The pleasures and frustrations of learning a new language
From fully-functioning adult
Speaking my mother tongue all day and being understood is a privilege. Whether I go to the library, the bike shop, the café, or the office, I carry all the necessary vocabulary and grammar and all the necessary listening, speaking, reading, and writing skills to get what I need. Life is pretty easy in the mother tongue.
To sounding out words
Almost forgotten are the experiences of pushing against limits in language, such as the experience I blogged about in 2009, when I was learning Arabic in Morocco:
Mohssin from Bordeaux looks at me in surprise. Fish! I say, happily. Fish!
He looks at Hagar. Elle…? Oui! Elle– But now he looks back at me. Tu peux lire l’arabe?!
But I am looking at the sign.
Sa… La. Sau… Sou…. Souq. Souq asamak. Fish market.
He has stopped eating. L’accent, c’est bon.
Thanks, Mohssin. As a child in Arabic, it’s nice to be around people who don’t mind kids.
Even in Morocco, though, I had the privilege of learning Arabic for fun.
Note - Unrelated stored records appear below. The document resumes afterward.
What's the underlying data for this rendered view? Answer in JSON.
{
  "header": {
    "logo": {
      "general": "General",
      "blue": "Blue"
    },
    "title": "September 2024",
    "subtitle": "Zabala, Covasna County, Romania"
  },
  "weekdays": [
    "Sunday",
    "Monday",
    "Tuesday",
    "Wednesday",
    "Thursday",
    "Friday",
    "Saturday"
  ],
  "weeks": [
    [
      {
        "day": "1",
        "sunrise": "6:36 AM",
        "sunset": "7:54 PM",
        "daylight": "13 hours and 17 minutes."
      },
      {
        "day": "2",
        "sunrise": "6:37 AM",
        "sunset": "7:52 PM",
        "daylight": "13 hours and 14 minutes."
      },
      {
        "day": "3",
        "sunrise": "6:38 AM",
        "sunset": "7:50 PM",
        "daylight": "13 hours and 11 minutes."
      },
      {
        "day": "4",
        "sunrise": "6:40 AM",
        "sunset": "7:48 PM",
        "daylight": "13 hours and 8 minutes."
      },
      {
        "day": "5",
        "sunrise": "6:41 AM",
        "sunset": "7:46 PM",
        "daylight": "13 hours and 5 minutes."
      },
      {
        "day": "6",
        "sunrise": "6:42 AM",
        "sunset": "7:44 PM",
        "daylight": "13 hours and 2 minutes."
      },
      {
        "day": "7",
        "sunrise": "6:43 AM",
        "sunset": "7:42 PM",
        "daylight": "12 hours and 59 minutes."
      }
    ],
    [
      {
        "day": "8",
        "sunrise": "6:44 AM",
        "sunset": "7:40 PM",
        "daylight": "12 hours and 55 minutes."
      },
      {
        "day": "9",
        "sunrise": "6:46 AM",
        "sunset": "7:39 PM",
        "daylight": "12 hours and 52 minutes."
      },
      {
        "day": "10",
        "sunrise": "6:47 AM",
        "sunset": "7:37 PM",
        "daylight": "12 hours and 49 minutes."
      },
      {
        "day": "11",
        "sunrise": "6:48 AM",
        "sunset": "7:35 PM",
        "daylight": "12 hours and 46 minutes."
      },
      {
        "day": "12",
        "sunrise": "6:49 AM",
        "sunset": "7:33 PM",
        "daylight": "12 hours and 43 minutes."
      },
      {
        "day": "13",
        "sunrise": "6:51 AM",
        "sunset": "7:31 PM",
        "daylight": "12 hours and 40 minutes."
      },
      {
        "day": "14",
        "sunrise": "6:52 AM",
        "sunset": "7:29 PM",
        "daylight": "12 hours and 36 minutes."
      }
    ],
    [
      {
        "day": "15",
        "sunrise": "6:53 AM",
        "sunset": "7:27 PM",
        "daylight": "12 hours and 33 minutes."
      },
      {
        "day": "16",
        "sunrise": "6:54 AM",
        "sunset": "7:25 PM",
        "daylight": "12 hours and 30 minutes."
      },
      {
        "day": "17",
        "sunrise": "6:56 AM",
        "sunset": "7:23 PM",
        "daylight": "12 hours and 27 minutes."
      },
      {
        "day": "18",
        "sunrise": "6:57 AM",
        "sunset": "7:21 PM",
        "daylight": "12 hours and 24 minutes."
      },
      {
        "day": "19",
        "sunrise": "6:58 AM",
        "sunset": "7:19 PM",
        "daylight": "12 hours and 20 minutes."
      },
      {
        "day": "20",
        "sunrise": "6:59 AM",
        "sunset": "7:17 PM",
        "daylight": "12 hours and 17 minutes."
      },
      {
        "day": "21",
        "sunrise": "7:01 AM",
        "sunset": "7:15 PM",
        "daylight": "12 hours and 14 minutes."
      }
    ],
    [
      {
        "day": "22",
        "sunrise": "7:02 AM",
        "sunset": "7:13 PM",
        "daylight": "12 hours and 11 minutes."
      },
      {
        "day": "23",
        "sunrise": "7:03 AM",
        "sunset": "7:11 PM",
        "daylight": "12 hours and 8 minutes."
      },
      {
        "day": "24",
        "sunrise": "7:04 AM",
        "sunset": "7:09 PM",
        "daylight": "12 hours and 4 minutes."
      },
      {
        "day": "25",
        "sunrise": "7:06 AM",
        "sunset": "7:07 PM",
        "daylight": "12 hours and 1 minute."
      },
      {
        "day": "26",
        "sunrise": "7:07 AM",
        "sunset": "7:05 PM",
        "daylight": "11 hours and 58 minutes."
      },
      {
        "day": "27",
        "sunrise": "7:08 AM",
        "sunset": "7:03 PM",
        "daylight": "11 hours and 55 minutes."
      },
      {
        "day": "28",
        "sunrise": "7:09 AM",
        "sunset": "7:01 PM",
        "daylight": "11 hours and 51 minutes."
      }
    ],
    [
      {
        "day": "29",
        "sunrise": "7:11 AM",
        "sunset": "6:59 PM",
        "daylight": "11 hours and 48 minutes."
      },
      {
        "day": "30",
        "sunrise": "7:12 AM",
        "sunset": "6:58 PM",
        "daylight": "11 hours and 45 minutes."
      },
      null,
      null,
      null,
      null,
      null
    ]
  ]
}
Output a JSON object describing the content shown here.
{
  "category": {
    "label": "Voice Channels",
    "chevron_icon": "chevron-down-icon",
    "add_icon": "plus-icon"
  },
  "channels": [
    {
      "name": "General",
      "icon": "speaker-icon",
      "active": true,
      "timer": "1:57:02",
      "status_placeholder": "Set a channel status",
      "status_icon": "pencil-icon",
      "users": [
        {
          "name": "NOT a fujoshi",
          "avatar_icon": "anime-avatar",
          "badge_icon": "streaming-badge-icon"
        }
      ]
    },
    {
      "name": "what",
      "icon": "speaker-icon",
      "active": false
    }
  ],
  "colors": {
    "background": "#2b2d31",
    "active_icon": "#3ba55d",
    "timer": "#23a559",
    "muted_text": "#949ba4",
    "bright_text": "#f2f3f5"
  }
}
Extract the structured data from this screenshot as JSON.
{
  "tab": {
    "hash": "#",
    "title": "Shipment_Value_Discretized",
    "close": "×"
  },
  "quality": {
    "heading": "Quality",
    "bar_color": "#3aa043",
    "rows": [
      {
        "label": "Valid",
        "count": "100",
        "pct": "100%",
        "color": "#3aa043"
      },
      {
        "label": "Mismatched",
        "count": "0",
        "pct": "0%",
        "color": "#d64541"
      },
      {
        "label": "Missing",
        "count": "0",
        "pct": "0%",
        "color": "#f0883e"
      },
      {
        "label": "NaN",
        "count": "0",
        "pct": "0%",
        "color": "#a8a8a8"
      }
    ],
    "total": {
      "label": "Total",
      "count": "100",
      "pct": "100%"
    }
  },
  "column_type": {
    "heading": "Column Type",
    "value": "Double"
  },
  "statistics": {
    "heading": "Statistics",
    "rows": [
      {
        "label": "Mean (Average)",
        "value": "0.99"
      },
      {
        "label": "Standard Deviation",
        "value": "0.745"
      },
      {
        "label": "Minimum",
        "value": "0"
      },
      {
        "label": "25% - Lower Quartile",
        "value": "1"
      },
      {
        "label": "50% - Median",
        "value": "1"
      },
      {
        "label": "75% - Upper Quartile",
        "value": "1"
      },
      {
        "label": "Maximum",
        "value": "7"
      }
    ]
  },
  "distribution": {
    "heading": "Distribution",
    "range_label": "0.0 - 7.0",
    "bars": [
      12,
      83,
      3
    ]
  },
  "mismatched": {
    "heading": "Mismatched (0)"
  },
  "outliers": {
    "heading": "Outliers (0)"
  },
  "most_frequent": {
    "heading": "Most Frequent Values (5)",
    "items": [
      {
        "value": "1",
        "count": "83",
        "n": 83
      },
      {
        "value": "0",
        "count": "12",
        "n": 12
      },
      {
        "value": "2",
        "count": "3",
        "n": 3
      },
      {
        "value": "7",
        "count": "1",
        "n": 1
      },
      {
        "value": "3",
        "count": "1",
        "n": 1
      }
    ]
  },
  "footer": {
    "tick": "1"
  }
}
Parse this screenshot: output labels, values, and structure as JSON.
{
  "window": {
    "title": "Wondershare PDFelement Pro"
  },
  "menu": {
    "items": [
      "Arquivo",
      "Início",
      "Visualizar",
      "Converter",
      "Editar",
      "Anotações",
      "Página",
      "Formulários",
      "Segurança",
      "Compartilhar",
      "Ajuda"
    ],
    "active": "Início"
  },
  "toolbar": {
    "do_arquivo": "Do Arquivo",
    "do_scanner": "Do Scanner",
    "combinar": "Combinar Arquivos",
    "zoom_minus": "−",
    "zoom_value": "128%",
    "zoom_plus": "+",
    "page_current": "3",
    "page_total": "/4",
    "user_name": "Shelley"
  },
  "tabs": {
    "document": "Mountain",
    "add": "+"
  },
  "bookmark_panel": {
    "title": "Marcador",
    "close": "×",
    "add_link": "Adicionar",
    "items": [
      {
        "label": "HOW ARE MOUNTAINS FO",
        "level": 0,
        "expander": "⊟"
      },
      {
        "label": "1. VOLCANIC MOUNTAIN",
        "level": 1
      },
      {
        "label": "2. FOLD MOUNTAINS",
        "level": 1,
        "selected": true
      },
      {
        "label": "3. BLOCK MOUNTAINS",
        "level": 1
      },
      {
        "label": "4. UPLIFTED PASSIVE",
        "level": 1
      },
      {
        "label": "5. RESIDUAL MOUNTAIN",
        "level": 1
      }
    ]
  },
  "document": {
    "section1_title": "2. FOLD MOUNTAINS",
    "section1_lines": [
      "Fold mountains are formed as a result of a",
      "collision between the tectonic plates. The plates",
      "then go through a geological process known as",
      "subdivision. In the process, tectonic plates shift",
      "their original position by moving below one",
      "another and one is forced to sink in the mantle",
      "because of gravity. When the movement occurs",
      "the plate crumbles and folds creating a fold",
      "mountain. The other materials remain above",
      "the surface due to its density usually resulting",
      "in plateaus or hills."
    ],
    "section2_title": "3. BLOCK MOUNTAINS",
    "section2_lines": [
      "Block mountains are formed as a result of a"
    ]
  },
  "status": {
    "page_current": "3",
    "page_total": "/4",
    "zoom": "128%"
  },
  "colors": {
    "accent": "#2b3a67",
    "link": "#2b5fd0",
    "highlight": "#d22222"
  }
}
Arabic was not necessary for work or for maintaining relationships; I taught English and spent time with expatriates or locals who spoke English, French, or Spanish. Pushing against my limitations was an activity that I associated more with pleasure than frustration.
Respect for learners
For people who need a new language for income or community, however, frustration often comes before pleasure. My housemates who speak German, Italian, and Spanish as mother tongues undoubtedly work harder than I do every day to understand and be understood—they deserve some respect and congratulations for their efforts and accomplishments. My students and clients deserve the same.
A tip for teachers and tutors
When tutoring clients become frustrated in their efforts to communicate in English—when they tire of feeling like children in a new language. I sometimes make them speak in their mother tongues. All the topics they are trying to explain, they elucidate perfectly. I cannot understand them, but I can acknowledge their obvious intelligence and coherence. Sighs. Relief. Smiles. Then we return to English, to push the limitations further.